Bereitschaft zu zahlen soll da sein

"Die Entwicklung stimmt die Branche optimistisch. Die Bereitschaft, für digitale Ausgaben zu bezahlen, ist da. Aber sie ist noch ausbaufähig", so Hans-Joachim Fuhrmann, Mitglied der BDZV-Geschäftsleitung. Der Branchenverband ist jedoch überzeugt, dass die Verbreitung von mobilen Zeitungsinhalten in den nächsten Jahren noch "enorm" zunehmen werde.

Der BDZV hat in seiner Studie aber erst einmal nur festgestellt, dass die Zahl der verfügbaren Apps gestiegen sei. Mehr als 60 Prozent von ihnen wurden demnach für das mobile Betriebssystem iOS entwickelt, also für iPhone oder iPad. Der Anteil der Android-Apps soll aber gestiegen sein, die absolute Zahl habe sich seit Sommer 2012 mehr als verdoppelt. In der Vergangenheit haben jedoch einige Studien gezeigt, dass die Nutzer von Android-App nicht bereit sind, für die App oder für ein damit verbundenes Abo zu zahlen.

Ein subventioniertes Tablet zum Abonnement

Die Verlage vermarkten vor allem Tablet-Apps in Kombipaketen zusammen mit der gedruckten Ausgabe oder mit einen subventioniertem Gerät. Zudem setzen die Verlage auf redaktionelle, aber nicht journalistische Angebote. Die Studie zählt über 70 Apps zu Themengebieten wie Fußball, Gesundheit, Kultur, Verkehr und Wandern.

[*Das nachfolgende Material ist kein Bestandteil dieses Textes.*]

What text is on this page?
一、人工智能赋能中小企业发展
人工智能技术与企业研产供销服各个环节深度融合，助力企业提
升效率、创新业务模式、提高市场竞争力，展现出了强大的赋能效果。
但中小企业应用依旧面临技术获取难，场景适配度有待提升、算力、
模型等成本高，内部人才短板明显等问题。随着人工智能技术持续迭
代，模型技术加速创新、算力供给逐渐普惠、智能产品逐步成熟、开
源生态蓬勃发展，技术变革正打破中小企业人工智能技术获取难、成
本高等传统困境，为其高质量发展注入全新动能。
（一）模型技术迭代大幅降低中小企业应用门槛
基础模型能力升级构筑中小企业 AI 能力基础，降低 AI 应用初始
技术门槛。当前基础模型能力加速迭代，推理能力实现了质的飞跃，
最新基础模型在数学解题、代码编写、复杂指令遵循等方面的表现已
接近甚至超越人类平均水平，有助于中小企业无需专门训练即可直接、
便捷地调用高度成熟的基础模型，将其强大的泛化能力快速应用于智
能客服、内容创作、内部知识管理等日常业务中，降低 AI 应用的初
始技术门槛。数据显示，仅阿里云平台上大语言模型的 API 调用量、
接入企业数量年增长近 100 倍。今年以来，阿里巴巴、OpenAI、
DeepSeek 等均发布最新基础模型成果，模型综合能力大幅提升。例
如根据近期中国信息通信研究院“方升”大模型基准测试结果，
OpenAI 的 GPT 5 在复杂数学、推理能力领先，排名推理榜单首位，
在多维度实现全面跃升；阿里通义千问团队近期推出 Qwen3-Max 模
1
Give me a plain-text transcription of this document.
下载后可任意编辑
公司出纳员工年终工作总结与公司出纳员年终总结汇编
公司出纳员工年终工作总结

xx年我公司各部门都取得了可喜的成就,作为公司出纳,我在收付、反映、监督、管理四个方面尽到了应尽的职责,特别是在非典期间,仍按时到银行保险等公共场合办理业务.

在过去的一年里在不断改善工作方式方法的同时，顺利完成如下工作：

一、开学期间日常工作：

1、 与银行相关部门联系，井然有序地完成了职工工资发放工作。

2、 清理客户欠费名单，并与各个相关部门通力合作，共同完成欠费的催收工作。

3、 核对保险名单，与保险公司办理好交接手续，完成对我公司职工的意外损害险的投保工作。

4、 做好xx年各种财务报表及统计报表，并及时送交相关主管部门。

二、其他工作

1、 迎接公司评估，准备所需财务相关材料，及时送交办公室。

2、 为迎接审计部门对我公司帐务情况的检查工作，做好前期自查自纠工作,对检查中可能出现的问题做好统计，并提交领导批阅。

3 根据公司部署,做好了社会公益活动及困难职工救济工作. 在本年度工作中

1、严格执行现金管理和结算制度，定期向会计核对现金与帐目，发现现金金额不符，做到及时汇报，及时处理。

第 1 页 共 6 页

Erst im November 2012 hatte Mathias Döpfner, Chef des Verlages Axel Springer, Paid Content als "Schicksal der Verlage" bezeichnet und eine Umstellung der Angebote von "Welt" und "Bild" auf Bezahlinhalte angekündigt. Den Erfolg machte er aber davon abhängig, ob auch andere Verlage mitziehen werden. Axel Springer erwirtschaftet bereits 35 Prozent des Umsatzes mit dem Digitalgeschäft.